Building RAG Pipelines: What I've Learned So Far

Honest reflections on building Retrieval-Augmented Generation systems — the pitfalls, the surprises, and what actually matters in production.

I’ve spent the past few weeks building RAG pipelines for internal tooling at work. Here’s what I wish someone had told me before I started.

The Naive Approach Works (For Demos)

My first attempt was the obvious thing: chunk documents, embed them, store in a vector DB, retrieve top-k, stuff into the prompt.

It worked great for demos. My colleagues were impressed.

Then we tried it with real data. And it fell apart.

The main issues:

Chunking strategy matters more than the embedding model. Splitting by fixed token count destroys context. Semantic chunking or sliding windows with overlap gave much better results — not marginally better, dramatically better.

Vector similarity alone isn’t enough. Hybrid search — combining BM25 keyword matching with dense vector retrieval — outperformed pure vector search on every metric that mattered to us.

Reranking is cheap insurance. A cross-encoder reranker after initial retrieval improved answer quality significantly. The latency hit was minimal. No reason not to do it.

What Actually Works in Production

After a lot of trial and error, here’s what I landed on:

  1. Filter first, search second. If you know the document type, date range, or author, filter metadata before doing semantic search. It reduces noise and improves relevance.

  2. Chunk size of 512-1024 tokens with 128-token overlap works well for most technical documents. Your mileage may vary, but this is a solid starting point.

  3. Evaluate with real questions from real users. I cannot emphasize this enough. Synthetic benchmarks will lie to you. Real user queries will tell you the truth.

The Rabbit Hole Goes Deep

I’m now experimenting with agentic RAG — letting the system decide when to retrieve, what to retrieve, and whether to retrieve again based on initial answers. Early results are promising, but the complexity grows fast.

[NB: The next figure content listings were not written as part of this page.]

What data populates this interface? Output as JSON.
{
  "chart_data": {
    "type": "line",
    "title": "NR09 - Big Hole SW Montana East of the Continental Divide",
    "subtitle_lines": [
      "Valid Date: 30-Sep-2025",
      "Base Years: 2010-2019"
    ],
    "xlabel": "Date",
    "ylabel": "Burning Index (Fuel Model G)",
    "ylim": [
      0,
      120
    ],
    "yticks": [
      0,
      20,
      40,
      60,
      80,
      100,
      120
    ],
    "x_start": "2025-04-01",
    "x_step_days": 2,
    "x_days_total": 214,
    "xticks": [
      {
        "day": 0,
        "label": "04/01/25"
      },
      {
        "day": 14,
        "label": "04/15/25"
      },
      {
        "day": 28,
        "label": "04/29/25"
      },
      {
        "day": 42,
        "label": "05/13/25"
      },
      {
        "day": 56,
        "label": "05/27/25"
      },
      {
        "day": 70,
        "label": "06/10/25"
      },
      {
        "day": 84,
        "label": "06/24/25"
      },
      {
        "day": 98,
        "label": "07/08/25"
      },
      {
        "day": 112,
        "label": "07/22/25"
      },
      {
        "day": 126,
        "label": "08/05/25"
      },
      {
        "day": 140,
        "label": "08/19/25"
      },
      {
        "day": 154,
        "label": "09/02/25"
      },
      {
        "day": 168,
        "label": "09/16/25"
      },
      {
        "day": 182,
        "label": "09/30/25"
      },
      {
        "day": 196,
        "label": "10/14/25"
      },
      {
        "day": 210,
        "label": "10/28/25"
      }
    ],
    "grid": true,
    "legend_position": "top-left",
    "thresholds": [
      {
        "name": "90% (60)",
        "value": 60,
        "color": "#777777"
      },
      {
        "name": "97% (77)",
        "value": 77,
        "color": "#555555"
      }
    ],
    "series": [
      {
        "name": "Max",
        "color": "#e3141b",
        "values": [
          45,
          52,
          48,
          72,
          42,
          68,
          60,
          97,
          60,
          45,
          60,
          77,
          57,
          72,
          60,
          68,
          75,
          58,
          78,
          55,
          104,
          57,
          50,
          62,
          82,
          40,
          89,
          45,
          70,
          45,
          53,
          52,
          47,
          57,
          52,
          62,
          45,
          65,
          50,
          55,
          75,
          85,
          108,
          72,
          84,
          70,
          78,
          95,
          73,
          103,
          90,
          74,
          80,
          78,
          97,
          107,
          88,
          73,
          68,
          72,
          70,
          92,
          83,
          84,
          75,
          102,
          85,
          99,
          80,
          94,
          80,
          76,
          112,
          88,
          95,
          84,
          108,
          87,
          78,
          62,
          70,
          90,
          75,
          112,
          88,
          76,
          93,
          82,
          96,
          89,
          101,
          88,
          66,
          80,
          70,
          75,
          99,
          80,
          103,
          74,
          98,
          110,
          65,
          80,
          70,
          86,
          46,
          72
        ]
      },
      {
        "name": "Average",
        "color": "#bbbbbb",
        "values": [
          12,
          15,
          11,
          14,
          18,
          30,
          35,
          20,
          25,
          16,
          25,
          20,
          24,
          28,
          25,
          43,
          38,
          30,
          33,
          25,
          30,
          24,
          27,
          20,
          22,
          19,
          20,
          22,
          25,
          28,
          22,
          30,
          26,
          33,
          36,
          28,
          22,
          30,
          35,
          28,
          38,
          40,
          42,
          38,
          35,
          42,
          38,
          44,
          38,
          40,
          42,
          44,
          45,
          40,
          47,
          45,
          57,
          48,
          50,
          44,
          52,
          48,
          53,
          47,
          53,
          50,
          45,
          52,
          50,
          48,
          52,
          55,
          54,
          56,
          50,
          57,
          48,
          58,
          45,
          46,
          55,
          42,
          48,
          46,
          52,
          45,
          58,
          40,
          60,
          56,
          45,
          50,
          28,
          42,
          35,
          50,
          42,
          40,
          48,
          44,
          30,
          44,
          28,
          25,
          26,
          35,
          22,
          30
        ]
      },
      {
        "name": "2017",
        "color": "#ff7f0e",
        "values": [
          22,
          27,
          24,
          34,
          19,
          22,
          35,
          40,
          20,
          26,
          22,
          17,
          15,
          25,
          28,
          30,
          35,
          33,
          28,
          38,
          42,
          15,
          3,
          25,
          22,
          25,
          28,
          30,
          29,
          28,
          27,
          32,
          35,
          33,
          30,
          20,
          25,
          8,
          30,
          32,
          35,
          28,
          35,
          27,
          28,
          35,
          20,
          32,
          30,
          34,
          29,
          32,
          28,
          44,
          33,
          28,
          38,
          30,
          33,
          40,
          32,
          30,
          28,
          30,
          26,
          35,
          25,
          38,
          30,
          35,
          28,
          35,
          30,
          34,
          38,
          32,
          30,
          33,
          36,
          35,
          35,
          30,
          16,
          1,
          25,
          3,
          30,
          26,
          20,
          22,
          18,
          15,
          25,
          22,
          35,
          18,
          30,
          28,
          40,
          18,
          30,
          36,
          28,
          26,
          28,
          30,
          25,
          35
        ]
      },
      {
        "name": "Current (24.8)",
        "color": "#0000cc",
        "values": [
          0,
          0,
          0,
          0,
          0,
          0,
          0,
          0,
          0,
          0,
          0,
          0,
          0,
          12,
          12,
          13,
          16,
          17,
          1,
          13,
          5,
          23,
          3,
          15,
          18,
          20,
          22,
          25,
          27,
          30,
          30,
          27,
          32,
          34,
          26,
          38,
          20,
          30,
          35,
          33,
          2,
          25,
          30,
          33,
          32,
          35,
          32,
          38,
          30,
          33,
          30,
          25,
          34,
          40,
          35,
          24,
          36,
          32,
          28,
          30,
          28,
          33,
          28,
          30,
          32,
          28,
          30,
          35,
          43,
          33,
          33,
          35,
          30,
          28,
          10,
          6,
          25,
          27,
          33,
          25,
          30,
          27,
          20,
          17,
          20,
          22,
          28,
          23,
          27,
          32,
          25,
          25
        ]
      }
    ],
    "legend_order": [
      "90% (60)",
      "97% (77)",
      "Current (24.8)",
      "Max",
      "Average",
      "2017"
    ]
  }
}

Some days I feel like I’m making real progress. Other days I feel like I’m just stacking abstractions on top of abstractions.

But that’s AI work, I guess.

What I’d Tell Someone Starting Today

Start simple. Get something working end-to-end with basic chunking and a single embedding model. Then measure. Then improve one thing at a time.

The temptation is to build the perfect system from day one. Don’t. Build the stupid version first. It will teach you more than all the architecture diagrams in the world.

More updates as I continue down this rabbit hole.